Has 2020 been a year to remember, or what? I think it earns the distinction of being the one that most people think they would rather forget.
Call me a Pollyanna, but I always try to find the positive, even in challenging situations. While I didn’t request a pandemic, I have discovered much about myself and my relationship with my kids during this trying time. Here are seven parenting lessons I’ve learned in 2020.
1. Don’t Sweat the Small Stuff. What happens when your shift starts in two minutes, but your internet has been out for 20, and you can’t reach a representative to save your life? You get skilled at writing apology letters, and you meditate—a lot—while drinking gallons of green tea. There’s nothing else you can do.
2020 has taught me not to sweat the small stuff. I’ve embraced the “will it matter in five years” rule regarding unforeseen inconveniences. After all, when each new sunrise brings a fresh batch of hurdles to overcome, your only alternatives are to pull the covers over your head or square your shoulders.
Pro-Tip: when you have kids, the bedsheets never hide you for long. Straighten your crown, take a deep breath, do the best you can and forget the rest.
2. Expect the Unexpected. If there’s anything certain in 2020, it’s uncertainty. While you can’t prepare for every contingency—I doubt many saw this pandemic coming and had a stash of toilet paper at the ready—you can take steps to protect those you love.
I don’t want to think about dying, but nor do I consider myself immune to novel coronaviruses or any other bug—or out-of-control drivers or hurricanes. Although I cut expenses like everyone else, I made sure to keep my life insurance paid. I don’t want anyone dipping into my kids’ college funds to pay for my casket.
3. Flexibility Is a Must. If you think showing up for work late is bad, try an internet outage when it’s your child’s show and tell day at their new virtual school. You may have heard Justin Timberlake sing “Cry Me a River,” but you never witnessed it until you have a disappointed 6-year-old.
If you want to win Mom of the Year, you need to think on your feet. What if you’re sure the teacher will allow a make-up, but your child remains unconvinced that anyone will care about her presentation after the big day? Take her to the park, find the most rockin’ thing you can find—even if it is an interesting rock—and delight her with her new and improved share-time treat that everyone will be dying to see.
4. Exercise Burns Frustration. I’m surprised that I have any pillows left with stuffing intact. Why? One of my family’s favorite ways to relieve stress is by whacking the ever-loving poop out of our mattresses with them.

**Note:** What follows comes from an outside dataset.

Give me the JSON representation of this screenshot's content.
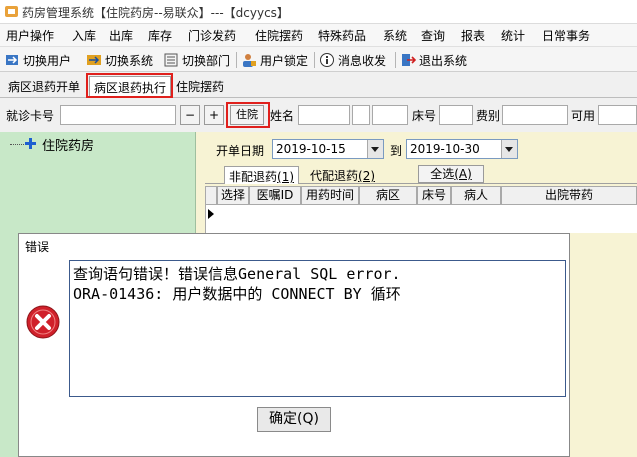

There’s something soothing about screaming, “I. Am. So. Angry. Right. Now” while beating the fluff out of an inanimate object to punctuate each end mark. My kiddos took to the idea like ducks.
We express our frustration in other ways, too. Sometimes, we’ll put on tunes and dance like dervishes until we collapse, exhausted, on the living room rug. Hey, we’re burning calories along with frustration, and we aren’t hurting anyone. Plus, the exercise bathes our bodies in feel-good endorphins. When tough times call, let science answer.
5. Yoga & Meditation Are for Everyone. Every mom needs time to herself, and I used to get a bit tense when my eldest wanted to practice yoga with me. 2020 taught me that mindful activity benefits everyone, not only those over the age of 18.
Since she’s young, she’ll meditate for one minute for each year of her age. I can see the improvement in her behavior. I’m glad that I introduced her to my practice, even if she only partially participates. It gives her valuable coping skills for later in life.
6. The Best Things in Life Are Free. We loved our local library before the pandemic, but we adore the curbside pick-up options since it broke. While it’s not as fun to browse virtual bookshelves as real-life ones, I know that doing so keeps us safe.
Although we’re doing okay financially, we aren’t rich. We did cut back considerably to save cash during these trying times. However, my eldest now adores playing her kid-sized version of “Chopped.” I consider myself a culinary whiz, but it’s even more impressive to see what she does with the leftovers in her “basket.”
7. Cherish Every Precious Moment with Your Little Ones. If there’s one lesson that 2020 taught me more than anything, it’s to cherish those I love. It’s not the first time I thought about the importance of always telling family members you care before leaving in the morning. I felt nervous after each school shooting. However, while you can see a gunman, you can’t visualize a microscopic virus or where it may lurk.
There are no certainties in life, and another day with your precious loved ones isn’t guaranteed. Instead of groaning at another day of cabin fever, cherish the increased time you have with those you hold dearest. If the pandemic taught us anything, it’s that you never know when you’d give anything to have those moments back.
And while I’ll be glad to see 2020 end on January 1, 2021, I’m grateful for the lessons I’ve learned. What has this crazy year taught you and your family?